Он не был сентиментальным, и такие мысли (а может, это сны?) были у него впервые. Интересно, что и потом такого с ним не было.

Через две недели Клава сообщила, что записала сына Михаилом, как договорились.

А время шло быстро.

Под воскресенье заступили в караул. Николай любил караул и предпочитал его всем другим нарядам, особенно кухонному. Там – мытье жирных котлов, чистка картофеля, жара, чад, а здесь – красота и четкость развода, строгость караульного помещения, тревожность ночного поста.

Ему достался дальний пост – склад боеприпасов, – он отстоял первую вечернюю смену и, глядя в спину разводящему Музыкантову, вернулся в караулку.

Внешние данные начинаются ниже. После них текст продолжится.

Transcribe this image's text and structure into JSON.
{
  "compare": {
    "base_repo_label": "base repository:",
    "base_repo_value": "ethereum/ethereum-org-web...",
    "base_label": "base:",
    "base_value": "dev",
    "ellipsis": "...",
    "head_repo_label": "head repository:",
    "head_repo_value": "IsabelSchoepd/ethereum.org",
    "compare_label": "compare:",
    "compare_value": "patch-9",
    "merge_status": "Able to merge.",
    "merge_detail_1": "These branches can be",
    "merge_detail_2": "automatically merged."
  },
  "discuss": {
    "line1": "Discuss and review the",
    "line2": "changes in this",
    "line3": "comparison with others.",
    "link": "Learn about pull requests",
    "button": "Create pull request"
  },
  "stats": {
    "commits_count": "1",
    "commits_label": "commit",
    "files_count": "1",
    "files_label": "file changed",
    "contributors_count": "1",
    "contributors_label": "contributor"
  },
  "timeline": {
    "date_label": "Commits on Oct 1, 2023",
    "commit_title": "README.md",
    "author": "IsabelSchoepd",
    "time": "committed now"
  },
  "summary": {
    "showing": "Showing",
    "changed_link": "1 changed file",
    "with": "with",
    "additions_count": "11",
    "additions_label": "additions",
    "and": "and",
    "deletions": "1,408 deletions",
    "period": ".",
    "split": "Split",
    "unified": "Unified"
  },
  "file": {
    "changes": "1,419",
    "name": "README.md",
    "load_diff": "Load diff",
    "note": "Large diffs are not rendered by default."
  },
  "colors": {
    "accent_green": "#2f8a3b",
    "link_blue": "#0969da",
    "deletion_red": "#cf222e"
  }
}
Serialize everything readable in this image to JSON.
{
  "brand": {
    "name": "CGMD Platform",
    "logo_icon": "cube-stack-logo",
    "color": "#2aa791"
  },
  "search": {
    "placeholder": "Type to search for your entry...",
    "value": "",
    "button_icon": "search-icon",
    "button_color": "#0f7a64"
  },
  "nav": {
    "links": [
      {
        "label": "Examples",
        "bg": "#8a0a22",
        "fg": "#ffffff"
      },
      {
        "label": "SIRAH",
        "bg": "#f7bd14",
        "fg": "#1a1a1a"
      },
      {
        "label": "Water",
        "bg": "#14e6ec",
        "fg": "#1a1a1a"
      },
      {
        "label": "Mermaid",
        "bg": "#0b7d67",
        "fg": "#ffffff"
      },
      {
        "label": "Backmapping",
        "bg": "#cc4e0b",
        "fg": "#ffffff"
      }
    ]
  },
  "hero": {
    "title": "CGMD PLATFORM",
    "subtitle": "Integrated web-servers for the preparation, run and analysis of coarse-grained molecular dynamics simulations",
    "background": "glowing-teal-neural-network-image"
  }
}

Четыре часа, пока его смена была бодрствующая, он честно бодрствовал – читал журнал, вполголоса болтал с ребятами о разных пустяках (потом он надолго подробно запомнил эту ночь – кто где сидел, кто о чем говорил). Подняли отдыхающую смену. Она ушла на посты, вернулась с постов предыдущая. Теперь его смена стала отдыхающей, он расстегнул воротничок гимнастерки, ослабил ремень на две дырки, лег и сразу заснул – он никогда не страдал бессонницей.

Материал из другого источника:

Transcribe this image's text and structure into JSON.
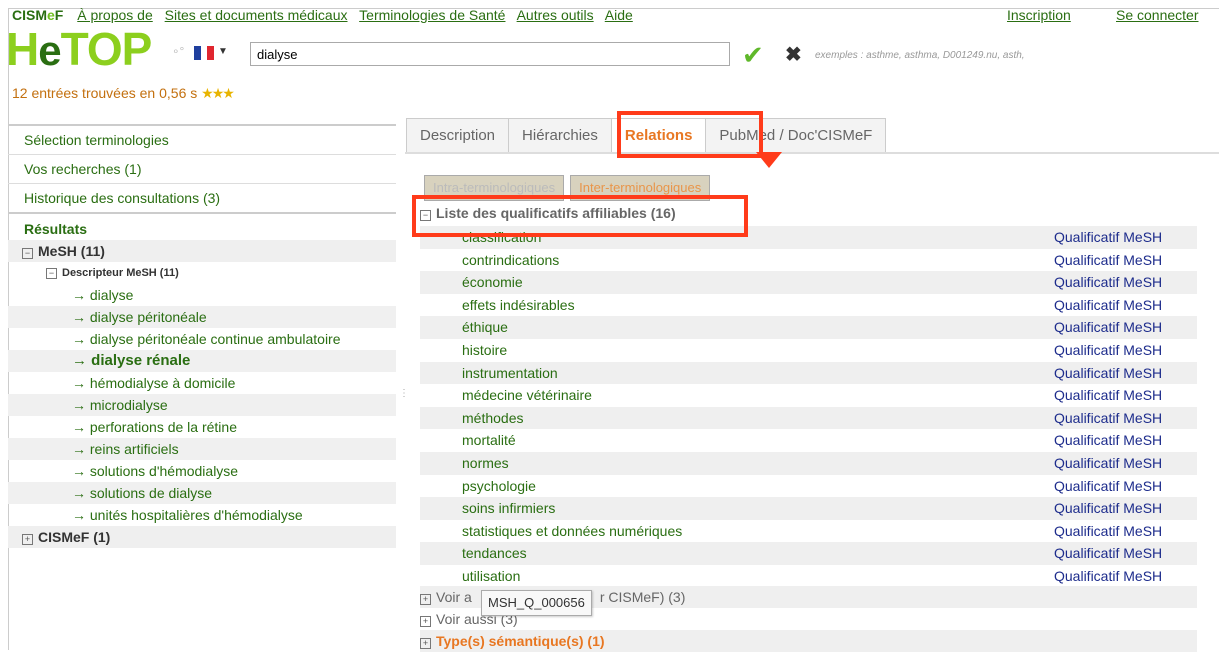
{
  "topnav": {
    "brand_prefix": "CISM",
    "brand_e": "e",
    "brand_suffix": "F",
    "links": [
      "À propos de",
      "Sites et documents médicaux",
      "Terminologies de Santé",
      "Autres outils",
      "Aide"
    ],
    "inscription": "Inscription",
    "login": "Se connecter"
  },
  "logo": {
    "h": "H",
    "e": "e",
    "rest": "TOP"
  },
  "search": {
    "value": "dialyse",
    "examples": "exemples : asthme, asthma, D001249.nu, asth,"
  },
  "results_info": {
    "count_text": "12 entrées trouvées",
    "time_text": "en 0,56 s",
    "stars": "★★★"
  },
  "sidebar": {
    "selection": "Sélection terminologies",
    "searches": "Vos recherches (1)",
    "history": "Historique des consultations (3)",
    "results_heading": "Résultats",
    "mesh_label": "MeSH (11)",
    "descriptor_label": "Descripteur MeSH (11)",
    "leaves": [
      "dialyse",
      "dialyse péritonéale",
      "dialyse péritonéale continue ambulatoire",
      "dialyse rénale",
      "hémodialyse à domicile",
      "microdialyse",
      "perforations de la rétine",
      "reins artificiels",
      "solutions d'hémodialyse",
      "solutions de dialyse",
      "unités hospitalières d'hémodialyse"
    ],
    "cismef_label": "CISMeF (1)"
  },
  "tabs": [
    "Description",
    "Hiérarchies",
    "Relations",
    "PubMed / Doc'CISMeF"
  ],
  "subbuttons": [
    "Intra-terminologiques",
    "Inter-terminologiques"
  ],
  "list": {
    "heading": "Liste des qualificatifs affiliables (16)",
    "type_label": "Qualificatif MeSH",
    "items": [
      "classification",
      "contrindications",
      "économie",
      "effets indésirables",
      "éthique",
      "histoire",
      "instrumentation",
      "médecine vétérinaire",
      "méthodes",
      "mortalité",
      "normes",
      "psychologie",
      "soins infirmiers",
      "statistiques et données numériques",
      "tendances",
      "utilisation"
    ]
  },
  "more": {
    "voir_prefix": "Voir a",
    "voir_suffix": "r CISMeF) (3)",
    "voir_aussi": "Voir aussi (3)",
    "semantic": "Type(s) sémantique(s) (1)"
  },
  "tooltip": "MSH_Q_000656",
  "colors": {
    "brand_green": "#2a6e12",
    "logo_green": "#8ccf1e",
    "accent_orange": "#e87722",
    "annotation_red": "#ff3b1a",
    "qualifier_blue": "#1d2c8c"
  }
}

Музыкантов поднял его, – было совсем светло. Он быстро умылся, взял винтовку, и они пошли. До поста было полтора километра, поэтому полагался отдельный разводящий. И снова он шагал, глядя в спину Музыкантова. Ох, как он изучил эту чуть-чуть сутуловатую спину!

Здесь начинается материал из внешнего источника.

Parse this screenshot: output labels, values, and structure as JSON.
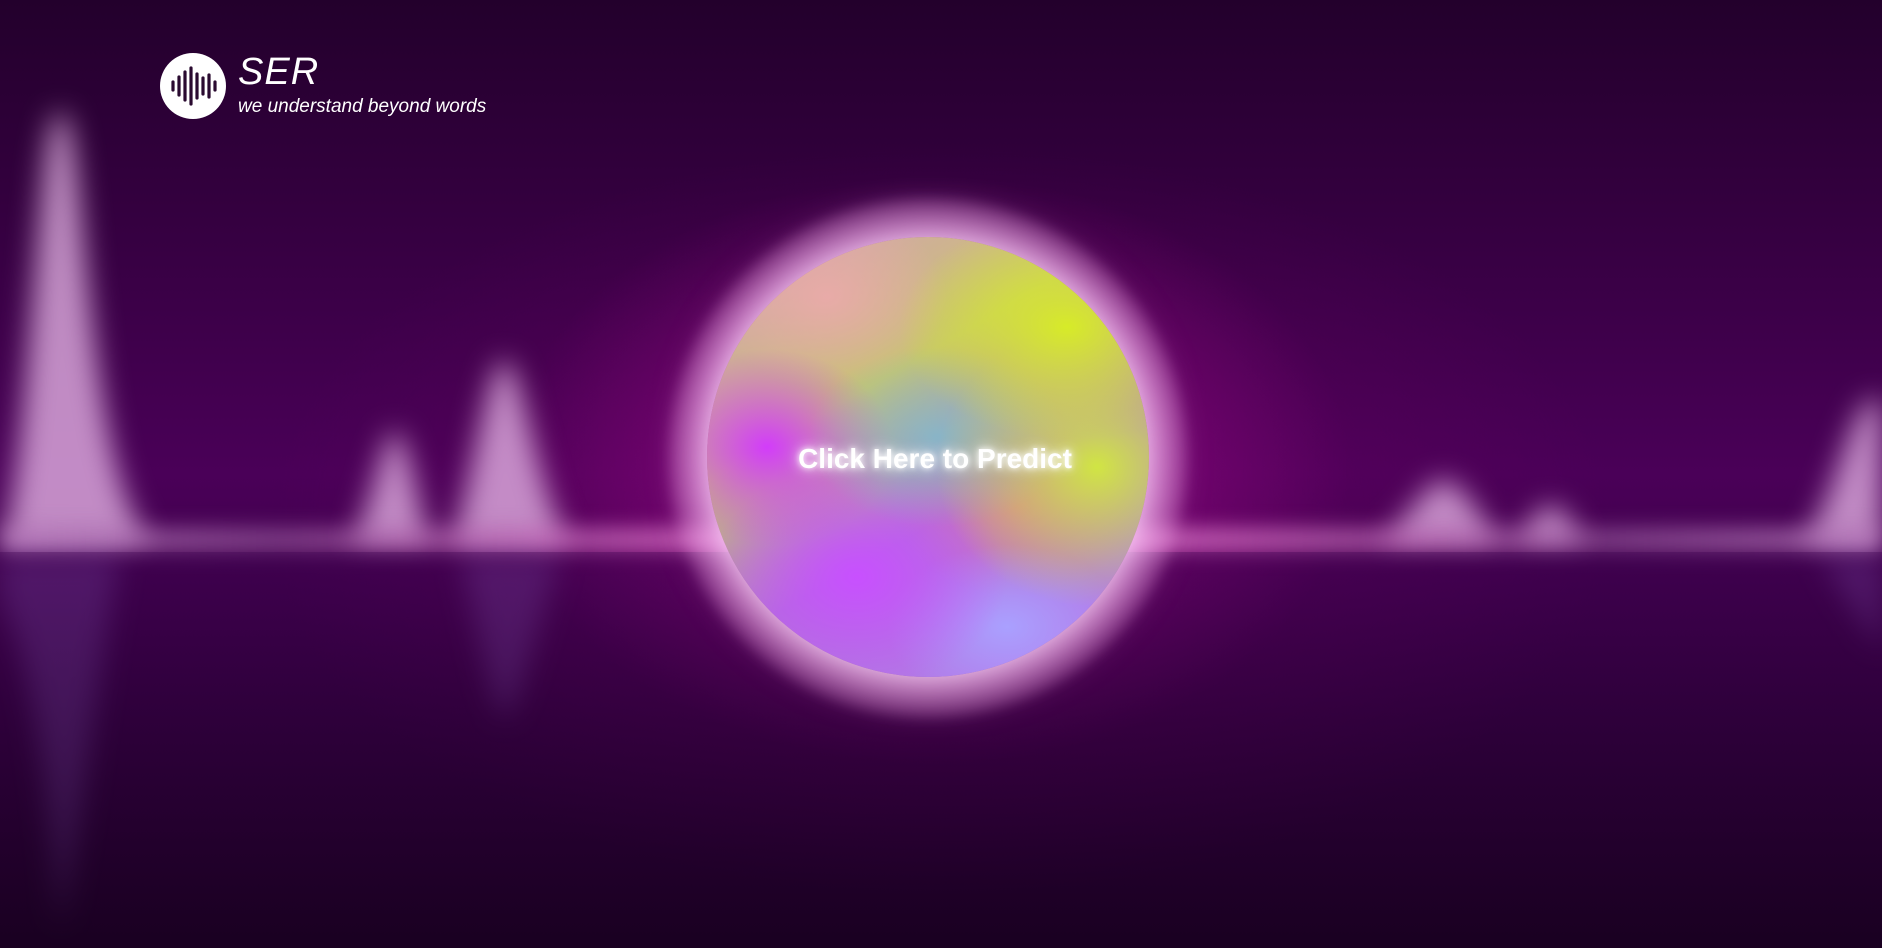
{
  "brand": {
    "title": "SER",
    "tagline": "we understand beyond words",
    "logo_icon": "soundwave-icon"
  },
  "predict": {
    "label": "Click Here to Predict"
  },
  "colors": {
    "background_dark": "#23002c",
    "background_mid": "#4a0058",
    "glow_pink": "#ff96e6",
    "orb_yellow": "#d7eb28",
    "orb_purple": "#c83cfa",
    "orb_lavender": "#aaa0ff",
    "text": "#ffffff"
  }
}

Они шли по узкой луговой тропке, и сапоги их были мокрые от росы.

Склад был виден издали – длинный сарай, а рядом фигурка Мылова. Он в свою очередь заметил их издалека и стоял в положении «смирно». Подошли.

– Товарищ разводящий, – начал Мылов бойко, – за мою смену никаких происшествий не произошло. Пост номер восемь – склад боеприпасов. Дверей двое – пломбы две. Противопожарный инвентарь: ящик с песком, четыре ведра, бочка с водой, лопаты три, топора два…

Потом Николай все это проверил и повторил.

– Пост сдал!

– Пост принял!

Мылов повернулся, щелкнув каблуками, незаметно подмигнул Николаю и зашагал по тропке за Музыкантовым, подражая его походке; он знал, что Николай смотрит вслед.

Склад стоял на небольшом холме, и при свете дня к нему невозможно было подойти, оставаясь незамеченным, поэтому Николай чувствовал себя совершенно свободно – можно было прислониться к стене, а при жевании даже сесть или закурить, что, конечно, строго запрещалось уставом.

Николай время от времени обходил сарай кругом, а потом становился с восточной стороны и подставлял лицо еще нежаркому солнцу.

У него не было часов, но он уже каким-то образом мог определять время – не по солнцу, нет, просто в нем сильно развилось ощущение времени, наверно, потому, что весь день его был расписан по часам и минутам. Конечно, определяя время, он мог ошибиться минут на пятнадцать-двадцать. Но теперь у него была возможность проверять себя. Примерно тогда, когда он и ожидал, донесся гудок ремонтного завода, спустя сорок минут простучал вдали московский поезд.

Все было правильно.

Но потом он почувствовал тревогу. Пора было прийти смене – ее не было. Прошло еще сколько-то времени, и он уже готов был дать голову на отрез, что смена опаздывает. Это было не похоже на Музыкантова. Николай попытался отвлечься, думать о доме, но это както не удавалось. Он еще раз обошел вокруг склада и наконец вздохнул с облегчением – по тропке быстро шел Музыкантов, а за ним едва поспевала смена – невысокого роста боец из соседнего отделения.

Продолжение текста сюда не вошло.